Er erzählte, dass er sich mit dreißig Männern aus den Banū Lakhm und den Banū Djudhām eingeschifft hatte und sie einen Monat lang auf See ein Spielball der Wellen waren. Dann waren sie bei einer Insel in derjenigen Richtung, in der die Sonne untergeht, vor Anker gegangen, und sie waren mittels eines Beiboots an Land der Insel gekommen. Dort trafen sie ein haariges Tier, so dicht behaart, dass sie die Vorderseite nicht von der Hinterseite unterscheiden konnten.
– Wehe Dir, was bist du für eins? fragten wir.
– Ich bin die Dschassasa (djassāsa), antwortete das Tier, worauf wir fragten, was dies sei.
– Menschen, sagte das Tier, ihr sollt zu dem Mann im Kloster gehen, denn der sehnt sich danach, bestimmte Berichte von euch zu hören.
Als es einen von uns beim Namen nannte, bekamen wir Angst, dass es eine Teufelin sei. Wir eilten zu dem Kloster und fanden darin den gewaltigsten Mann, den wir je gesehen hatten, die Hände in seinem Nacken gefesselt und mit eisernen Fesseln zwischen seinen Unterschenkeln bis zu seinen Fußgelenken.
– Wehe dir, wer bist du?
– Von mir hättet ihr früh genug gehört, aber erzählt mal, wer seid ihr?
– Wir sind Araber, wir waren an Bord eines Schiffes gegangen, aber wir gerieten in ein stark tosendes Meer und blieben einen Monat lang Spielball der Wellen. Darauf gingen wir bei deiner Insel vor Anker; wir gingen in das Beiboot und gingen an Land der Insel, auf der wir ein haariges Tier trafen, so dicht behaart, dass die Vorderseite nicht von der Hinterseite zu unterscheiden war.

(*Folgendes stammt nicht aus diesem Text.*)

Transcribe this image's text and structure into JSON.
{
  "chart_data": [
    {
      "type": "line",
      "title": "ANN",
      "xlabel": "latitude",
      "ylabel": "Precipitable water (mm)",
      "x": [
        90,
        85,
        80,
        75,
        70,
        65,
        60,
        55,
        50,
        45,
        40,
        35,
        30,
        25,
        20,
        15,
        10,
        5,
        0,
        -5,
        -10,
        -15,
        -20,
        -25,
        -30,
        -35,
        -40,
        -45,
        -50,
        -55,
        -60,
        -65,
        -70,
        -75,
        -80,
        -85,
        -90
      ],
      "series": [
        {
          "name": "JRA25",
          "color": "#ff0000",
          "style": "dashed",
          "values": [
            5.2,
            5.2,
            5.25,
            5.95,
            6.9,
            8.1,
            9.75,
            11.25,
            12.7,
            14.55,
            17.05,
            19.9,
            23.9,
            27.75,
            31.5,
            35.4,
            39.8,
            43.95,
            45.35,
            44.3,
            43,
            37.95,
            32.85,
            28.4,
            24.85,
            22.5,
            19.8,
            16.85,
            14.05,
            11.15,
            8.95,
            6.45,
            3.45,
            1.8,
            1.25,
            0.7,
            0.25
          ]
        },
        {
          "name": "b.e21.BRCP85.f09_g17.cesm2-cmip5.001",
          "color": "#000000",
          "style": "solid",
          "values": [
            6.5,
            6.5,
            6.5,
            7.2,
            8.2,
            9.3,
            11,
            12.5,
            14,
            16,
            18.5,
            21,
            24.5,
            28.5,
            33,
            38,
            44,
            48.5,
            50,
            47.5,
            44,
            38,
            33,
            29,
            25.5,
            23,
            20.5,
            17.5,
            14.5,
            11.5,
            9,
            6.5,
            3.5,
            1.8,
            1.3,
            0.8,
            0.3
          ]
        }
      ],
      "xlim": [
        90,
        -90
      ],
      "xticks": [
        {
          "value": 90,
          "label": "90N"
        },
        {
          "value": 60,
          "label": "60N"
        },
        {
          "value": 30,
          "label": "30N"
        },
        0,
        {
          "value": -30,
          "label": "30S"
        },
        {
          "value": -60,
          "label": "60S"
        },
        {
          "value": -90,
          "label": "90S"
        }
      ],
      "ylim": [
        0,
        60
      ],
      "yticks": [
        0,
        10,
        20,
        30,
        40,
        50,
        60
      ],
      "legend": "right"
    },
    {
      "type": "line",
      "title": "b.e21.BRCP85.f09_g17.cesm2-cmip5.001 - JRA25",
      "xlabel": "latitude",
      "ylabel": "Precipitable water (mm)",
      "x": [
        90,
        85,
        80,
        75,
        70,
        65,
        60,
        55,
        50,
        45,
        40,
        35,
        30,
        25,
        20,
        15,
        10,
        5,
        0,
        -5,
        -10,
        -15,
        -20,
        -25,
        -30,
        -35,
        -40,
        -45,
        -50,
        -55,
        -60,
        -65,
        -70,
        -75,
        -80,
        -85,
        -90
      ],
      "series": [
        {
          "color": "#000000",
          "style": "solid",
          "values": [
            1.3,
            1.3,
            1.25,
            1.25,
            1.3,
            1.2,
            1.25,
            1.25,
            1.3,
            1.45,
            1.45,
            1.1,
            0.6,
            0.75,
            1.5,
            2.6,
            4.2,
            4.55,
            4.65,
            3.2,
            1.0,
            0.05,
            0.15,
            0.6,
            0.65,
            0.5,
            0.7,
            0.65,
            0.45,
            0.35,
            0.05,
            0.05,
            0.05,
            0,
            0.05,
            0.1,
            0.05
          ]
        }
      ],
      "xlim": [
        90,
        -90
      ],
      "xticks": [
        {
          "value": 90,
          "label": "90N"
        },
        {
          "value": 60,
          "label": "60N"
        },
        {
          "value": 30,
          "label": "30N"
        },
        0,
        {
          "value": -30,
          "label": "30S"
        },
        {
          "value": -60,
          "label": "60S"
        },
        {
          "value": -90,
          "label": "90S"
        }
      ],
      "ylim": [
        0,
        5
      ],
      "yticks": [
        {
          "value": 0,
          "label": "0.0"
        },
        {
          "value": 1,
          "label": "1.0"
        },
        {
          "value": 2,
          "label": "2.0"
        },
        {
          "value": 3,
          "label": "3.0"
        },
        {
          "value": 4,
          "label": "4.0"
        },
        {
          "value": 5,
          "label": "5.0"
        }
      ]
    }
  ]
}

– Wehe Dir, was bist du für eins? fragten wir.
– Ich bin die Dschassasa, antwortete das Tier, worauf wir fragten, was dies sei.
– Ihr sollt zu dem Mann im Kloster gehen, sagte es, denn der sehnt sich sehr danach, bestimmte Berichte von euch zu hören. Wir eilten also zu dir, denn wir hatten Angst vor dem Tier und waren nicht sicher, dass es keine Teufelin sei.
[Der gefesselte Mann] sagte:
– Erzählt mir von den Dattelpalmen in Baisān.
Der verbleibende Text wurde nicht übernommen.